The pundits are touting the Dow Industrials finishing at a 3-month high. The fact is, the Dow is still badly lagging the rest of the market, and remains nearly 300 points shy of its March highs, unable to confirm the new highs of many other indices. Today the Industrials picked up 68 points (+0.6%) to 10706. The S&P 500 added to its highs, picking up 7 points (+0.6%) to 1244 and the Nasdaq moved up 12 points (+0.6%) to 2198. The smaller stocks did even better, with the Russell 2000 gaining 8 points (+1.2%) to 683, and the S&P Small and Mid-cap indices gaining 0.9 and 1.3% respectively.
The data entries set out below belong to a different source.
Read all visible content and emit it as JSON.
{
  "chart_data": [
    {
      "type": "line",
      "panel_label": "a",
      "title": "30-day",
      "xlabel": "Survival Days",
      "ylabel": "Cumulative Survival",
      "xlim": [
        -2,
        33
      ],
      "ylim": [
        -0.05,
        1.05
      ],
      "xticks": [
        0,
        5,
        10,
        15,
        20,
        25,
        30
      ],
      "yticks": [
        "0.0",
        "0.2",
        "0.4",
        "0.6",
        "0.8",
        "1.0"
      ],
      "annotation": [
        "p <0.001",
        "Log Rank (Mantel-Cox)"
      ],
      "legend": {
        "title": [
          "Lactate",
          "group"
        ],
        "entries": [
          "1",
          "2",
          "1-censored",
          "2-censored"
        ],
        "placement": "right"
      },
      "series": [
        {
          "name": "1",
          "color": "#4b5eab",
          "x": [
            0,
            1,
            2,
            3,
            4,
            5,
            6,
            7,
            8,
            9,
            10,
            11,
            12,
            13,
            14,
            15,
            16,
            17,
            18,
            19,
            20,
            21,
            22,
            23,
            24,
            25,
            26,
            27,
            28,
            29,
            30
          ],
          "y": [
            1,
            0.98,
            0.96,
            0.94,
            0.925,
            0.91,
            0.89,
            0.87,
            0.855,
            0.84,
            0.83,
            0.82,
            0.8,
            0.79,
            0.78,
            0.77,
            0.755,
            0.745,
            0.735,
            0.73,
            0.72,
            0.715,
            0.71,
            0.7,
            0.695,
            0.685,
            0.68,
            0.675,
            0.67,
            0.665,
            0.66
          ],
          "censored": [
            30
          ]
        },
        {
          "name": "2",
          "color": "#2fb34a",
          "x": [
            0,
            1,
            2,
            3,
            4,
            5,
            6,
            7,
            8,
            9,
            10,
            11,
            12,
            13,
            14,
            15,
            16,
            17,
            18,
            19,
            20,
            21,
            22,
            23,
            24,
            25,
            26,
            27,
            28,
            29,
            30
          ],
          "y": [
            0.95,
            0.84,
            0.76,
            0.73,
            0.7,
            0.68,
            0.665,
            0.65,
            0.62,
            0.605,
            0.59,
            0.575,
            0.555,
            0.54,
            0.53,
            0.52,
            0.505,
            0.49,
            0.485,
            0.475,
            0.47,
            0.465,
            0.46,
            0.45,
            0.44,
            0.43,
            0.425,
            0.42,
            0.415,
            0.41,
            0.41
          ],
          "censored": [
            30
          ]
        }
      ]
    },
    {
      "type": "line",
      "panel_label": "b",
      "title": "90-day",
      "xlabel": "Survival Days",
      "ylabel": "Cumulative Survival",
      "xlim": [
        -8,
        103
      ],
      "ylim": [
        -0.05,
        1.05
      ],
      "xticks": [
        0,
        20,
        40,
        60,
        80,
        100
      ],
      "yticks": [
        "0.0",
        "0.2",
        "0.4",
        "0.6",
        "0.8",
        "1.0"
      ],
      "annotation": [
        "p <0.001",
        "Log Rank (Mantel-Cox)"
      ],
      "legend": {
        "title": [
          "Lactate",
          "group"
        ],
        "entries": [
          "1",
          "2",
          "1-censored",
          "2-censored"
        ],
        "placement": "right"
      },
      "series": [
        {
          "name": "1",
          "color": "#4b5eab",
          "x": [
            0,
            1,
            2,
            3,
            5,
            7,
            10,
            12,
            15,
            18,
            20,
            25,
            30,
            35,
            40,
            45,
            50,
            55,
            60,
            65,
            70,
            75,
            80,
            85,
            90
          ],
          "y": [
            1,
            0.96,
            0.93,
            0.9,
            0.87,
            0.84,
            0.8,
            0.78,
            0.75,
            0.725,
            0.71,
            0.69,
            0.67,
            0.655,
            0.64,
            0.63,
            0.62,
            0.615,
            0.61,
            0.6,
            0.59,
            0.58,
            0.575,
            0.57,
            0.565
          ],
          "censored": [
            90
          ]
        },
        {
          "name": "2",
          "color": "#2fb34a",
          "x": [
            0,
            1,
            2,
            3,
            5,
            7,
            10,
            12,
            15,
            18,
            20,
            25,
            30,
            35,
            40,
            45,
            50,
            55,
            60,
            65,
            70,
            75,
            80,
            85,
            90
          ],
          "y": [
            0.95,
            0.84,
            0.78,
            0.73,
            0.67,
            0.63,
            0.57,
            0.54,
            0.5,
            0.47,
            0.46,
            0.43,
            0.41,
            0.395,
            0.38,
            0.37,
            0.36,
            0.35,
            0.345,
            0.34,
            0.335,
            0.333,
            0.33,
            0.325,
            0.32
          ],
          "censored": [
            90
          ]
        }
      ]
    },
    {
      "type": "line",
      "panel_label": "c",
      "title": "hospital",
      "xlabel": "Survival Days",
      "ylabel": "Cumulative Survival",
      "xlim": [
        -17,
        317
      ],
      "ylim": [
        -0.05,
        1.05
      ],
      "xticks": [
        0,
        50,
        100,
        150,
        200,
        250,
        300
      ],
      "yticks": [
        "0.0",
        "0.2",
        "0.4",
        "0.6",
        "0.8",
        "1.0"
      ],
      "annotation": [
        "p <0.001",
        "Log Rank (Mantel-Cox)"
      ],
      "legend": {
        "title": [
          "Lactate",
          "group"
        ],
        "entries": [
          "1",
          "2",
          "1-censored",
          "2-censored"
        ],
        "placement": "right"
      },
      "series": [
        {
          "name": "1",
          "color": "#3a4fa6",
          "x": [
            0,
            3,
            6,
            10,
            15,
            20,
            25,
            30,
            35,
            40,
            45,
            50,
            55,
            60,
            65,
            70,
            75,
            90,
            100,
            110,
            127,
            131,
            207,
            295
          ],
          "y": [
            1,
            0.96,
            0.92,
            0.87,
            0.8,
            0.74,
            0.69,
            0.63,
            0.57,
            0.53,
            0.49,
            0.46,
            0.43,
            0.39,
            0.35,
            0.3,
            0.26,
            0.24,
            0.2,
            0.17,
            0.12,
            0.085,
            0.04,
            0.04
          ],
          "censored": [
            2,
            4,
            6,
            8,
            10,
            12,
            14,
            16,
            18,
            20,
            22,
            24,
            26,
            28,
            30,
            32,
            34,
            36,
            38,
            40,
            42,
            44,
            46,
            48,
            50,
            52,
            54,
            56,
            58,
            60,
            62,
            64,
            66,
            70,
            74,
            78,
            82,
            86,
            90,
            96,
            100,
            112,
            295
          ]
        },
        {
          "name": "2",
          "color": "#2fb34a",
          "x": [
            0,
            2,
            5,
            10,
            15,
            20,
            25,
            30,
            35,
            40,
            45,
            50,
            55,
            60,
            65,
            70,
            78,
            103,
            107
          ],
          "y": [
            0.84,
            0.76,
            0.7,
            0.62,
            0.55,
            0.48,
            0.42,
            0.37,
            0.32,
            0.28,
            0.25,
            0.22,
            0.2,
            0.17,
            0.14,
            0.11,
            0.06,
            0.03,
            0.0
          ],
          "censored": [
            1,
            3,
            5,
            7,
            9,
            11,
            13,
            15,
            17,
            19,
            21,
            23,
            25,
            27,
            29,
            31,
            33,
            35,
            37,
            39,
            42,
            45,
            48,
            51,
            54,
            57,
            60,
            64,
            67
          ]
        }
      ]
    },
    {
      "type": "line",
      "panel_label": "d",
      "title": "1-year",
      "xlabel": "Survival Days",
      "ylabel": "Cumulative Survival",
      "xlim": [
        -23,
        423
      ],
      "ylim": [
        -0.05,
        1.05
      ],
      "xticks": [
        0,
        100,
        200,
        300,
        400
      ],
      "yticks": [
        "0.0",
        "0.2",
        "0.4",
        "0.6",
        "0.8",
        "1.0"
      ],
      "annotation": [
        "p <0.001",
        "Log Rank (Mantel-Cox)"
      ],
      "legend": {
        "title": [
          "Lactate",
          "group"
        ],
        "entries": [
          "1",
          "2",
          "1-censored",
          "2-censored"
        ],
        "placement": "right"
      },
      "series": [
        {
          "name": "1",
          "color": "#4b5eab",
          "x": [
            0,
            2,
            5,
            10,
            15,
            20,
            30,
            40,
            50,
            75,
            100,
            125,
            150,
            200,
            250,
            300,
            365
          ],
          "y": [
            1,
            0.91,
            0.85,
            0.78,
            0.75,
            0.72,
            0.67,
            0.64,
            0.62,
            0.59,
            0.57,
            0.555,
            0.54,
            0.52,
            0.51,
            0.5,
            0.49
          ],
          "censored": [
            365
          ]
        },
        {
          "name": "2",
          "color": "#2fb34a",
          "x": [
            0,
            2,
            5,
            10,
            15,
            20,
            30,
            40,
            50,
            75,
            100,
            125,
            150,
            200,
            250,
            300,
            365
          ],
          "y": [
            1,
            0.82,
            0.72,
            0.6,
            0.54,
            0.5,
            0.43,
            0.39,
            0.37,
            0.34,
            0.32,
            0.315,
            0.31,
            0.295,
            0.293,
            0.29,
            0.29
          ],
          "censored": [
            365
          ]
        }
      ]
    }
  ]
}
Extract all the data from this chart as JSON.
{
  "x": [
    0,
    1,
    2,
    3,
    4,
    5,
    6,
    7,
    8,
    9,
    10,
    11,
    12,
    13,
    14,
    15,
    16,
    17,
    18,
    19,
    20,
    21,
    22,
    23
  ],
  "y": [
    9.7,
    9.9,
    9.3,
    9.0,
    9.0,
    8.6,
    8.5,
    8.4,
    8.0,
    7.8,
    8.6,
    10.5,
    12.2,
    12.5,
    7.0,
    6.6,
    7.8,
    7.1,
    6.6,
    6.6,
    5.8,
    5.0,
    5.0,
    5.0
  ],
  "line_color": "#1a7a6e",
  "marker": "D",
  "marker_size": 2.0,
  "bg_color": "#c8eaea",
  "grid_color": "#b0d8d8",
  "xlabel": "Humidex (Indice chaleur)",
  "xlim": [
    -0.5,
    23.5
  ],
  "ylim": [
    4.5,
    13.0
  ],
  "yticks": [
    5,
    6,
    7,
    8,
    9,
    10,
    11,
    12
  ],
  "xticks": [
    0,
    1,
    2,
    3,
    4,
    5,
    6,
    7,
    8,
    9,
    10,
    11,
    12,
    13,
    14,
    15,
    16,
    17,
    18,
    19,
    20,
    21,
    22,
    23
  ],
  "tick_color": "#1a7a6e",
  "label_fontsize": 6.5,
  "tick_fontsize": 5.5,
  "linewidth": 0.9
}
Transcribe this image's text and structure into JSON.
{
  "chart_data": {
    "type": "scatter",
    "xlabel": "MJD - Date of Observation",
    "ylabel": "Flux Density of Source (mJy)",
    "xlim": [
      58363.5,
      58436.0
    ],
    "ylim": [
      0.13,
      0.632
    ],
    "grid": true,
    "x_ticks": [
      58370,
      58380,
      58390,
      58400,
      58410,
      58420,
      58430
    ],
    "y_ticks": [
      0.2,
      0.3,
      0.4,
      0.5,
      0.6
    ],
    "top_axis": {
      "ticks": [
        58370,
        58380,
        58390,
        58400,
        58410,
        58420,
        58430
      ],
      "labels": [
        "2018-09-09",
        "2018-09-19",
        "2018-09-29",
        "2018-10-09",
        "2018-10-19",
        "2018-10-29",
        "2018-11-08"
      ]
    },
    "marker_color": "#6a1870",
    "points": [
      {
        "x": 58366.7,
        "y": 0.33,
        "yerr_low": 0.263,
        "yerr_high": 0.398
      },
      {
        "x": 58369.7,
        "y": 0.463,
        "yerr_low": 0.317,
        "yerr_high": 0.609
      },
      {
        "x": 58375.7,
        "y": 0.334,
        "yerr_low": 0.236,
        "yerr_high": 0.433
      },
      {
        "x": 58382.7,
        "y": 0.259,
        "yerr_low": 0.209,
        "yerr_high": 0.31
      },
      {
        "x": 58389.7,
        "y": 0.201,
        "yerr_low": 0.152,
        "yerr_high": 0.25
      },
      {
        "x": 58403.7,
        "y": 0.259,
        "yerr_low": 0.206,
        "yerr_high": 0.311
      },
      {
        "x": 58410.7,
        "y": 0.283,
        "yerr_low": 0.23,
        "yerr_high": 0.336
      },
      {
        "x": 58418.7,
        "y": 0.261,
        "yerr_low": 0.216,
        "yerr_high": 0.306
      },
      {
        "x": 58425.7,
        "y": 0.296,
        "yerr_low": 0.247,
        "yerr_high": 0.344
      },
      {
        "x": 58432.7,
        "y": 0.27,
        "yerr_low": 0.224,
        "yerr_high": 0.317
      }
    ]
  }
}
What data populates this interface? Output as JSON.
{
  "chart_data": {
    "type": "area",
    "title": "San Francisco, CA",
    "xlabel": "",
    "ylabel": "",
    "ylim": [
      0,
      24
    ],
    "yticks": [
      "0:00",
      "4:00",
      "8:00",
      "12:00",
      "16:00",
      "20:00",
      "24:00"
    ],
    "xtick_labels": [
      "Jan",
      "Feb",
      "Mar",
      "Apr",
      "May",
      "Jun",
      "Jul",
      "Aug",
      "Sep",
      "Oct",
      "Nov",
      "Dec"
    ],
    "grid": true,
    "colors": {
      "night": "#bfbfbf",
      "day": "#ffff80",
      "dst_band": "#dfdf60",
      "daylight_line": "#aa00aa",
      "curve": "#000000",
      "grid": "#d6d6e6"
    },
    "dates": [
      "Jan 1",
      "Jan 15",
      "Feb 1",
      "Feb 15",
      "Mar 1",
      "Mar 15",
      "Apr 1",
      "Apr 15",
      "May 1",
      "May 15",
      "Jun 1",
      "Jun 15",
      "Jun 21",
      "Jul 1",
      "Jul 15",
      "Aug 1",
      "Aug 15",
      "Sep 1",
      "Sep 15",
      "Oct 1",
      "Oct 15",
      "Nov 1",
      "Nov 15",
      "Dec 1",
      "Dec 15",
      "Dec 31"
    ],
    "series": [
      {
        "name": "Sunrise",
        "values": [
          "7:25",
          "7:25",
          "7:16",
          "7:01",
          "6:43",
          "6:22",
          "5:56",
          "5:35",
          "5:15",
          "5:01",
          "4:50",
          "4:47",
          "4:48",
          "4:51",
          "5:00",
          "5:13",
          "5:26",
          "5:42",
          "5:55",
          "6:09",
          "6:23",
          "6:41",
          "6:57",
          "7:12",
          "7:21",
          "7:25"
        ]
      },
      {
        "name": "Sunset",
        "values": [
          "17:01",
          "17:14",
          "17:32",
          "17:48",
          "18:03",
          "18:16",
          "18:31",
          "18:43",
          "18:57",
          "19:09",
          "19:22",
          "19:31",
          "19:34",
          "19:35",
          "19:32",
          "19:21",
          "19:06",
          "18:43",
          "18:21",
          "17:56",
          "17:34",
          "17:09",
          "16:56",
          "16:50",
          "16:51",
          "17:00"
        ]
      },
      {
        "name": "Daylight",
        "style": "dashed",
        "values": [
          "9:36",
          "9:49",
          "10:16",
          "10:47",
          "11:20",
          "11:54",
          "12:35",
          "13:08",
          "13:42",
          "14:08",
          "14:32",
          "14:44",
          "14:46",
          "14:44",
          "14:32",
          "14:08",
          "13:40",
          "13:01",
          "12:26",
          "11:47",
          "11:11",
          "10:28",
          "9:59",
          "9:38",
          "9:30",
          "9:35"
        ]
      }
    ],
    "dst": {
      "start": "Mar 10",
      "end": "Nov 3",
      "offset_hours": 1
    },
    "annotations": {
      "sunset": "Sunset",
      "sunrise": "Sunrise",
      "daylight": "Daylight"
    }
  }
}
The Dow Transports had another strong day, gaining 1.5% and the Dow Utilites were up 0.8%. Bonds joined stocks in moving higher, pushing the 5-year yield down to 4.04% and the 10-year to 4.20%.
Market internals were quite strong on healthy volume. Both advances/declines and up/down volume came in at better to 7 to 3 on the NYSE and just under 2 to 1 on the Nasdaq. New highs/lows were 412/38 on the NYSE and 227/19 on the Nasdaq.
The good fortune was widespread in that most groups finished in the green, but only a few put up big numbers, like HMOs (getting some back, up 3.5%), housing stocks (+2.4%), steel stocks (+2.2%), chemicals (+1.5%), transportation stocks (+1.3%), REITs (+1.2%) and disk drives (+1.0%). No groups posted significant losses.
Crude oil touched $60 before falling back to close at $59.94/barrel, up 83 cents. The dollar fell on world currency markets, the dollar index dropping 0.5% to 89.33, and the price of gold snuck up to $428/ounce.
With the exception of the Dow, the market still looks pretty strong. I’m sure the bulls would like to see the Dow making new highs, but the internals are still healthy and the small and mid-cap stocks are picking up the slack from some of the mega-caps. We’ll see how far this goes, and just hang on for the ride as long as it’s moving.